For many years people lived in the village until 1845, when the Great Famine struck Achill, as it did in the rest of Ireland. Most of the families moved to the nearby village of Dooagh, which is beside the sea, while some others emigrated. Living beside the sea meant that fish and shellfish could be used for food. The village was completely abandoned which is where the name ‘Deserted Village’ came from.
No one has lived in these houses since the time of the Famine, however the families that moved to Dooagh and their descendants, continued to use the village as a ‘booley village’. This means that during the summer season, the younger members of the family, teenage boys and girls, would take the cattle to graze on the hillside and they would stay in the houses of the Deserted Village. This custom continued until the 1940’s. Boolying was also carried out in other areas of Achill, including Annagh on Croaghaun Mountain and in Curraun.
At Ailt, Kildownet, you can see the remains of a similar deserted village. This village was deserted in 1855 when the tenants were evicted by the local landlord so the land could be used for cattle grazing. Some of the tenants were forced to rent holdings in Currane, Dooega and Slievemore, while others emigrated to America.
Some Notable Historical Figures
Grace O’ Malley, or Granuaile, was born in Clare Island around 1530, the daughter of the chieftain of the barony of Murrisk. The O’ Malley’s were a powerful sea-faring family, who traded widely and refused to submit to English rule. Grace became a fearless leader and gained fame as a sea captain and pirate. In 1593, Grace met with Queen Elizabeth I and after discussions, Grace was allowed to continue her exploits in Connaught. Grace died around 1603, and was buried in the O’ Malley family tomb on Clare Island.
James Lynchehaun was born in Polranny, Achill Sound around 1858. Lynchehaun is the main character of James Carney’s book ‘The Playboy and the Yellow Lady’ and the inspiration for J. M. Synge’s play ‘The Playboy of the Western World’. Lynchehaun was a known trickster, but his fame arose from his association with local landowner Mrs. Agnes McDonnell. He was appointed land agent for Mrs. McDonnell, however after some disputes Lynchehaun was discharged. In 1894, Lynchehaun allegedly set fire to Mrs. McDonnell’s house in the Valley. The house was burned to the ground and the lady was seriously injured. In a subsequent trial, Lynchehaun was found guilty and sent to prison, but escaped to America. In 1903 he was arrested in America but efforts to
extradite him failed and he later returned to England. Lynchehaun died in Scotland in 1937.
Captain Charles Boycott
Captain Charles Boycott first came to Achill around 1857. He leased land at Keem Bay and built a house there, however he moved to Corrymore House when his residence at Keem was burned down. Boycott is alleged to have been a cruel landlord and his departure to Ballinrobe in 1877 was not regretted by local people. It was in Ballinrobe that Boycott encountered Michael Davitt and the Land League. His name was added to the English language (boycott – to shun) when local tenants refused to work for him, in protest at his harsh and cruel tactics.

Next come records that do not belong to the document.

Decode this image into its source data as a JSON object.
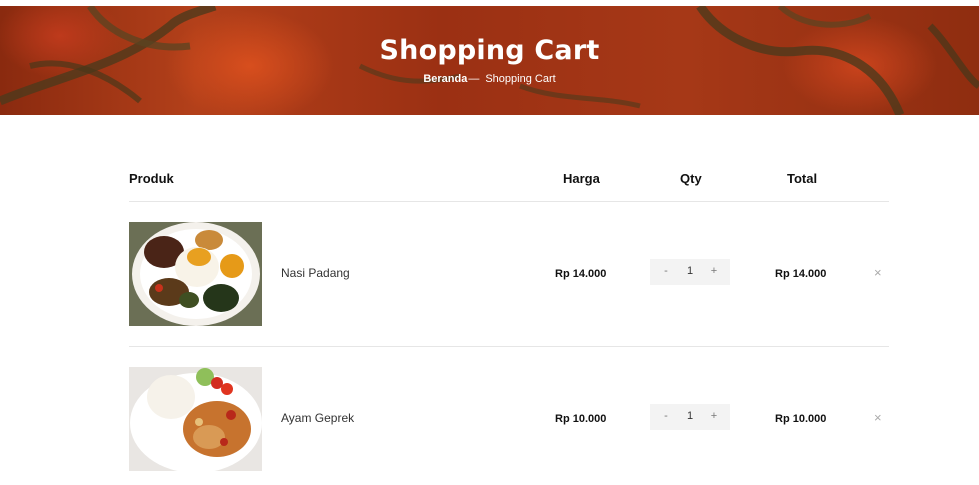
{
  "banner": {
    "title": "Shopping Cart",
    "breadcrumb": {
      "home": "Beranda",
      "separator": "—",
      "current": "Shopping Cart"
    }
  },
  "table": {
    "headers": {
      "product": "Produk",
      "price": "Harga",
      "qty": "Qty",
      "total": "Total"
    },
    "rows": [
      {
        "name": "Nasi Padang",
        "price": "Rp 14.000",
        "qty": "1",
        "total": "Rp 14.000",
        "minus": "-",
        "plus": "+",
        "remove": "×",
        "image": "nasi-padang-photo"
      },
      {
        "name": "Ayam Geprek",
        "price": "Rp 10.000",
        "qty": "1",
        "total": "Rp 10.000",
        "minus": "-",
        "plus": "+",
        "remove": "×",
        "image": "ayam-geprek-photo"
      }
    ]
  },
  "colors": {
    "banner": "#9b3013",
    "qty_bg": "#f3f3f3",
    "divider": "#e6e6e6"
  }
}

Born into a wealthy Galway family in the late 19th century, Eva O’Flaherty trained as a milliner and practised her craft in Paris and London before deciding to relocate to Achill Island. In 1910 she was a founder member of Scoil Acla, a summer school set up to promote Irish music, language and culture. A couple of years later she established the St. Colman’s knitting industry in the village of Dooagh, an enterprise which she maintained until her death in 1963 and which, at its height, employed about 30 women and produced knitted high fashion garments which were sold in upscale department stores in Dublin and exported worldwide.